There is no good solution to this issue; a fact which has been known by all sides since the Brexit debate began. The Tories couldn’t be seen to be throwing Northern Ireland under the bus, so they lied about the feasibility of Brexit and they have been struggling ever since to find a solution. Their best offer for Northern Ireland is to seriously dent their economy and society to such a degree that many think that Northern Ireland would leave the UK and reunite with the rest of the Irish.
There were many alternative roads that the Brits could have taken, even if they wanted “out” of the EU at some level.

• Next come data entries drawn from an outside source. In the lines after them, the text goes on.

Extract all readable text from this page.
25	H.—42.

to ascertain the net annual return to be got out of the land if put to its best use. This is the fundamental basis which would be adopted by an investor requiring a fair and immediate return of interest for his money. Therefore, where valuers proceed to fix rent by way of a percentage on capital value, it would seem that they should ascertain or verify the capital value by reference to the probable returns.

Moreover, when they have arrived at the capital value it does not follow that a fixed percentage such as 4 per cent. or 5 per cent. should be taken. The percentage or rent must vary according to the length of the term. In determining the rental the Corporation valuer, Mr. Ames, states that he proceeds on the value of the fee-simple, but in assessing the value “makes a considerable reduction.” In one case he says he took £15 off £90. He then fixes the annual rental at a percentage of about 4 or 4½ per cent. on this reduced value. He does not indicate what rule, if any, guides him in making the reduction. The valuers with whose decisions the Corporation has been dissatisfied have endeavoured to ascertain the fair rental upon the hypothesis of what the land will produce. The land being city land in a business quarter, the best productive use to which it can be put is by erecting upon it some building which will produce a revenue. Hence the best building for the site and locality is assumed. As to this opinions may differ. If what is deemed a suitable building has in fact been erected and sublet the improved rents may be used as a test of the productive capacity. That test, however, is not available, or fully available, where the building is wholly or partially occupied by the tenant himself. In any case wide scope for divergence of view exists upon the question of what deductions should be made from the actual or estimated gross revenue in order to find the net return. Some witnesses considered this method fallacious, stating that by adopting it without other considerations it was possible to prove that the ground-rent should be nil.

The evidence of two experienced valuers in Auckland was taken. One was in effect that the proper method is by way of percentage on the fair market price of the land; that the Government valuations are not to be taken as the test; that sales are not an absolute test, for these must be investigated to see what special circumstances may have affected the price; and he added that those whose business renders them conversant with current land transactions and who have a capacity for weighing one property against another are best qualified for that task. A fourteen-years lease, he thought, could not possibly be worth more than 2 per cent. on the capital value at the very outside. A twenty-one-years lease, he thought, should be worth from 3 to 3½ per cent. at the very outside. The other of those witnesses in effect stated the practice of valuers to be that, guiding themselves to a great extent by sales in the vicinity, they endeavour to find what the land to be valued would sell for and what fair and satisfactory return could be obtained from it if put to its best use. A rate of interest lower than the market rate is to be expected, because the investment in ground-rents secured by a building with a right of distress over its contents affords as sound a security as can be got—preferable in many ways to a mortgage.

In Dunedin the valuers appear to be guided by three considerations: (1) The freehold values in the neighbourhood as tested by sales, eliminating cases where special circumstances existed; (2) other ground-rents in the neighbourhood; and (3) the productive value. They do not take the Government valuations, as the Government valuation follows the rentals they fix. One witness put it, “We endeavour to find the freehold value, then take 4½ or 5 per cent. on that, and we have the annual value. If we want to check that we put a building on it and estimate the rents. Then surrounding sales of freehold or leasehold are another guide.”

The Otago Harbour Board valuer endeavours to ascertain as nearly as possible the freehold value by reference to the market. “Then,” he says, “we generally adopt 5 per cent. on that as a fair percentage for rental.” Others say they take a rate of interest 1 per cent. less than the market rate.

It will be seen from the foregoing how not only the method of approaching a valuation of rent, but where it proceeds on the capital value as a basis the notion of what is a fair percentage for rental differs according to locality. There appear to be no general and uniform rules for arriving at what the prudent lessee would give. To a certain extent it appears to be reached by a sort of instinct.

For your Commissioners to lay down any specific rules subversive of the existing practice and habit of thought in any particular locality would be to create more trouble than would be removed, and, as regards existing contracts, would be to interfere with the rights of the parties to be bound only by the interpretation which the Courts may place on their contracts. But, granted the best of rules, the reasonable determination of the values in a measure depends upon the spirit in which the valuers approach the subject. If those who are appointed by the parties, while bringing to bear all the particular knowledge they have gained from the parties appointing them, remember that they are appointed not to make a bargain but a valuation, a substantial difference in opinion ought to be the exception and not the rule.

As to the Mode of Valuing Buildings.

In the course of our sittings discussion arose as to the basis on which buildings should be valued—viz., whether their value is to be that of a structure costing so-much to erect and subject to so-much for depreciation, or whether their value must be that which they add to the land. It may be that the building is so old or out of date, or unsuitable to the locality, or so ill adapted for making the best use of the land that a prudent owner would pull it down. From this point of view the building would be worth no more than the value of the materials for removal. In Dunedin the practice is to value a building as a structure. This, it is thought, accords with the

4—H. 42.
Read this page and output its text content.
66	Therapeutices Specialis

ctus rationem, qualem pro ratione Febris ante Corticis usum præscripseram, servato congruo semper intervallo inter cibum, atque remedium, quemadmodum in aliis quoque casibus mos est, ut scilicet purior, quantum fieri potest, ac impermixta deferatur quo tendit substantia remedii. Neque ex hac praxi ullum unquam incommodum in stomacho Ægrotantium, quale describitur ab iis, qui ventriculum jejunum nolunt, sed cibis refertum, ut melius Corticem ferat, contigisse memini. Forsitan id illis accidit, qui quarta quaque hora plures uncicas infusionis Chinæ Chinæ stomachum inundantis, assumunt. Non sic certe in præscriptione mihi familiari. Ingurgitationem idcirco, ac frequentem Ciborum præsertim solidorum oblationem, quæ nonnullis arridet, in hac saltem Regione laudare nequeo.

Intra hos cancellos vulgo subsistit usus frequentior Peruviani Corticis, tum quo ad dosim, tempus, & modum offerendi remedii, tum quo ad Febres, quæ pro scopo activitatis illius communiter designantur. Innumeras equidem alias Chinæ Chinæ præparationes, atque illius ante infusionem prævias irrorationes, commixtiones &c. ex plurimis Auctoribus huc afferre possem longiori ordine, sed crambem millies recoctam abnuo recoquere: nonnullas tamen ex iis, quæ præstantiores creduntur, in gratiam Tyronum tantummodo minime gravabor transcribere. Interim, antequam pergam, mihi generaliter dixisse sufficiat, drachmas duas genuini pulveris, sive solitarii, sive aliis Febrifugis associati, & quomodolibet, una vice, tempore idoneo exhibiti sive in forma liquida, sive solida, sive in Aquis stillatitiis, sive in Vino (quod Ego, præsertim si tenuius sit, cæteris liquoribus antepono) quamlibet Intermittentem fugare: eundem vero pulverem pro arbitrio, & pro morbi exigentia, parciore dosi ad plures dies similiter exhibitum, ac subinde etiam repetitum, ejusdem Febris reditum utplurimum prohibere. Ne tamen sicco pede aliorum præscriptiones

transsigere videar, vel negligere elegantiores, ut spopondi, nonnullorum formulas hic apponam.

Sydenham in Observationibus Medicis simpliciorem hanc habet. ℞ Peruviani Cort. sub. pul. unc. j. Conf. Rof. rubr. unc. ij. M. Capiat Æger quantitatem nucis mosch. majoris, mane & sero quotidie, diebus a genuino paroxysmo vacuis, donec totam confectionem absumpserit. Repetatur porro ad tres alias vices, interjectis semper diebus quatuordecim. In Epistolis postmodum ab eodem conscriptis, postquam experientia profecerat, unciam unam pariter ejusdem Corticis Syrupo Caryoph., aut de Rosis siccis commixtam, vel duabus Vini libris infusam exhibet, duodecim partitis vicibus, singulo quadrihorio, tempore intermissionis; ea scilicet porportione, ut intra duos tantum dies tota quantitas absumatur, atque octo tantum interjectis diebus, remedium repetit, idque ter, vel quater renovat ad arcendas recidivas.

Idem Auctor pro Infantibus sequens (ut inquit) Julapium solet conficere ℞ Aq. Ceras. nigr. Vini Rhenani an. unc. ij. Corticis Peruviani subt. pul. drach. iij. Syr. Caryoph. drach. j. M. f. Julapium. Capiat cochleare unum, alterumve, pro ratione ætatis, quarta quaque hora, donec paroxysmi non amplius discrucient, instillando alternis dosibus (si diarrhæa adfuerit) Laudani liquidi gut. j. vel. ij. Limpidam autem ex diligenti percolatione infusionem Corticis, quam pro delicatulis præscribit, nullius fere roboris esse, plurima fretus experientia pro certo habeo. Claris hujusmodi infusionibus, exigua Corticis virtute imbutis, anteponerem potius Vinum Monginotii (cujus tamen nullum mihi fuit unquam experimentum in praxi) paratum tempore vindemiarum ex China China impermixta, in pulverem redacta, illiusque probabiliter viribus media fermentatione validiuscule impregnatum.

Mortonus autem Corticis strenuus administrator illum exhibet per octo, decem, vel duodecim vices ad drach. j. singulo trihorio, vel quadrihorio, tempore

Poor leadership by the Conservatives and internecine fighting within the Labour Party kept those solutions from being seriously advanced.
But underneath the drive to “Leave” remained an anger, nominally with the EU, but actually at a modern world which just didn’t care that much about Britain. The lure of sovereignty—however illusory in a world with global supply chains, highly mobile capital and somewhat mobile labor, mobile armies and missiles, guns, and germs, and computer viruses and biological viruses trumped (so to speak) everything. The Brits were used to being a big fish—the biggest fish—in the global pond; now they insisted on staying the biggest fish, and would shrink the pond to a size necessary to ensure the illusion of power and self-importance.
Given the delusional behavior so far, I can’t be optimistic about how this will turn out; even if Boris Johnson fudges and shuffles. Shakespeare and history may be all they can turn to for comfort.